With the president ordering the return of land to the Tamil civilians from whom it was taken away, the room for the president and former president to even stand together on the same political platform is remote. However, it is worth noting that the return of military occupied land has been taking place even prior to the change of government in 2015. The previous government also returned land to the people. But neither they nor the present government have been able to resolve the issue. If not for the personality clash it would seem that there is a widespread consensus among the more liberal members of parliament and the national polity and the intelligentsia of the country that this ethnic conflict needs to be brought to a mutually acceptable end.

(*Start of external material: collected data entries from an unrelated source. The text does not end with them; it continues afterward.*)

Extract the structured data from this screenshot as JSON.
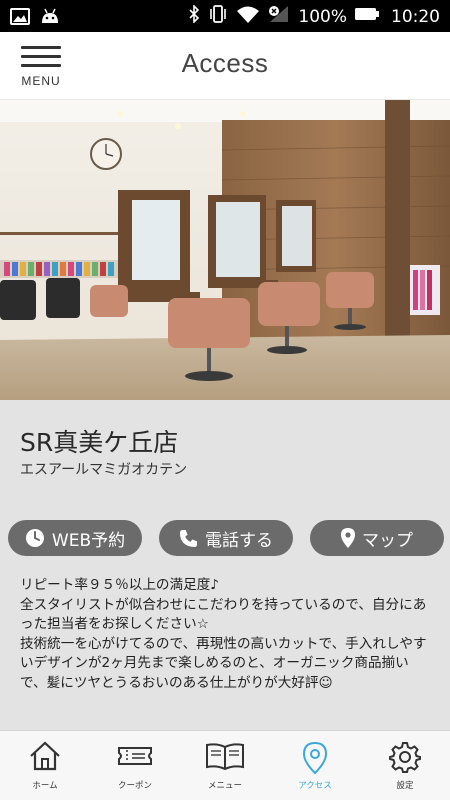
{
  "status_bar": {
    "battery_percent": "100%",
    "time": "10:20",
    "icons": [
      "image-icon",
      "android-icon",
      "bluetooth-icon",
      "vibrate-icon",
      "wifi-icon",
      "signal-off-icon",
      "battery-icon"
    ]
  },
  "header": {
    "menu_label": "MENU",
    "title": "Access"
  },
  "shop": {
    "name": "SR真美ケ丘店",
    "kana": "エスアールマミガオカテン",
    "photo_alt": "salon interior"
  },
  "actions": [
    {
      "label": "WEB予約",
      "icon": "clock-icon"
    },
    {
      "label": "電話する",
      "icon": "phone-icon"
    },
    {
      "label": "マップ",
      "icon": "map-pin-icon"
    }
  ],
  "description": [
    "リピート率９５％以上の満足度♪",
    "全スタイリストが似合わせにこだわりを持っているので、自分にあった担当者をお探しください☆",
    "技術統一を心がけてるので、再現性の高いカットで、手入れしやすいデザインが2ヶ月先まで楽しめるのと、オーガニック商品揃いで、髪にツヤとうるおいのある仕上がりが大好評☺"
  ],
  "tabbar": {
    "items": [
      {
        "label": "ホーム",
        "icon": "home-icon",
        "active": false
      },
      {
        "label": "クーポン",
        "icon": "ticket-icon",
        "active": false
      },
      {
        "label": "メニュー",
        "icon": "book-icon",
        "active": false
      },
      {
        "label": "アクセス",
        "icon": "map-pin-icon",
        "active": true
      },
      {
        "label": "設定",
        "icon": "gear-icon",
        "active": false
      }
    ]
  },
  "colors": {
    "button_bg": "#6b6b6b",
    "active_tab": "#3aa8d8",
    "info_bg": "#e3e3e3"
  }
}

The problem for the president is that his words have suffered a crisis of confidence. This year alone the president has promised to return the land in January, March and August at different platforms. Three years ago the president visited the North and made a passionate promise to return all land back to the people within six months. But now another two years have elapsed and the job has yet to be done. This has been at the cost of the president’s credibility with the very people who turned out in their numbers to give one of the highest proportions of voter participation at a presidential elections in the North and East and where he swept the polls. With presidential elections due in less than fourteen months the president needs to be more serious this time.
NO FUTURE
However, the government needs to go further than simply returning the land to the people if it is to do justice by them and win their hearts and minds. Last week I was in Myliddy in the Jaffna peninsula which is near the high security zones of Palaly airport and Kankesanthurai harbour. This was one of the first areas of land to be taken over the military nearly three decades ago. It has also been one the last areas to be handed back to its civilian owners within the last year. As it is near to the high security zones of the airport and harbor, the people believe that the military did not intend to return this land to them at all. In 2012, three years after the war had ended, bulldozers entered the land and completely flattened all remaining buildings, which in any event had become
dilapidated due to being vacant for close to three decades.

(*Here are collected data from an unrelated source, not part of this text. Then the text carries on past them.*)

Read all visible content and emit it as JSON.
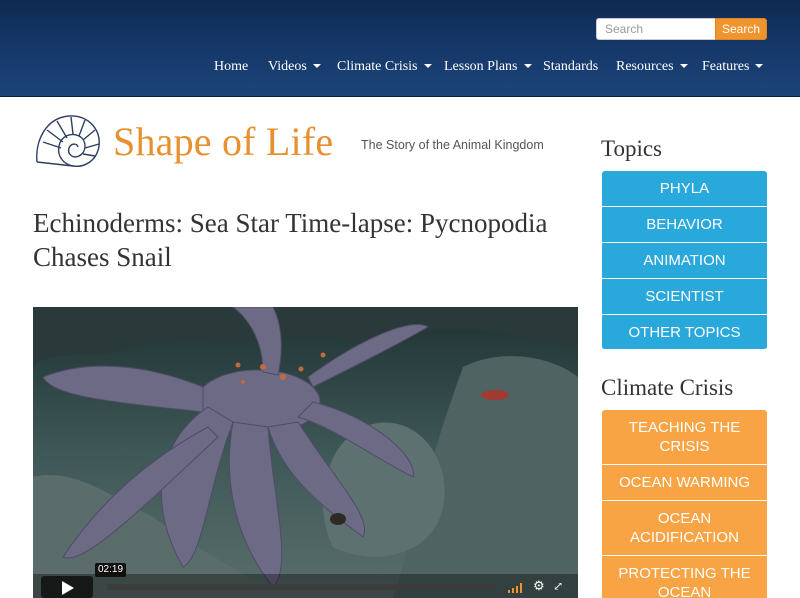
{
  "search": {
    "placeholder": "Search",
    "button_label": "Search"
  },
  "nav": {
    "items": [
      {
        "label": "Home",
        "dropdown": false
      },
      {
        "label": "Videos",
        "dropdown": true
      },
      {
        "label": "Climate Crisis",
        "dropdown": true
      },
      {
        "label": "Lesson Plans",
        "dropdown": true
      },
      {
        "label": "Standards",
        "dropdown": false
      },
      {
        "label": "Resources",
        "dropdown": true
      },
      {
        "label": "Features",
        "dropdown": true
      }
    ]
  },
  "logo": {
    "title": "Shape of Life",
    "tagline": "The Story of the Animal Kingdom"
  },
  "page": {
    "title": "Echinoderms: Sea Star Time-lapse: Pycnopodia Chases Snail"
  },
  "video": {
    "time": "02:19",
    "progress": 0.0
  },
  "sidebar": {
    "topics_heading": "Topics",
    "topics": [
      "PHYLA",
      "BEHAVIOR",
      "ANIMATION",
      "SCIENTIST",
      "OTHER TOPICS"
    ],
    "climate_heading": "Climate Crisis",
    "climate": [
      "TEACHING THE CRISIS",
      "OCEAN WARMING",
      "OCEAN ACIDIFICATION",
      "PROTECTING THE OCEAN"
    ]
  },
  "colors": {
    "header_bg": "#16396b",
    "brand_orange": "#e8902f",
    "topic_blue": "#29a8dc",
    "climate_orange": "#f8a344",
    "search_button": "#f0952e"
  },
  "icons": [
    "nautilus-shell-icon",
    "play-icon",
    "volume-icon",
    "gear-icon",
    "fullscreen-icon",
    "caret-down-icon"
  ]
}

Remarkably the people who had returned to their homes to find nothing remaining, not even the boundaries that separated their properties, did not show any sign of racial hatred to the ethnic Sinhalese in their midst. This is a phenomenon that most who go to the North and East would experience, that there remains goodwill and the children will be friendly which shows that their parents have not taught them to hate. But surely within their hearts there would be bitter feelings, perhaps directed more at those institutions that failed them than at individuals. The destruction of their homes, places of religious worship, convents, schools, and even cemeteries has scarred them. They even said that cesspits had been connected to the remaining wells preventing them from using the water. These are the wounds that need to be healed.
The resettled people need to be helped and the Sri Lankan state needs to show it cares. They are being helped by numerous state agencies, and civil society and international organisations. But it is only the government that can make the heavy investments in infrastructure that are urgently needed at this time. When asked to rank their top five priorities in terms of their material lives, the people gave public transport, access to nearby schools, hospitals, job opportunities, water and electricity as their priority concerns. As an example of the hardship of their daily lives, they said that to get the nearest primary school they had to walk two and a half kilometers and the nearest secondary school was twelve kilometers away. They said that the military had put up a board two weeks ago saying “No future without forgiveness.” There is also a need for repentance, reparations and justice for forgiveness, that ideal state, to become areality.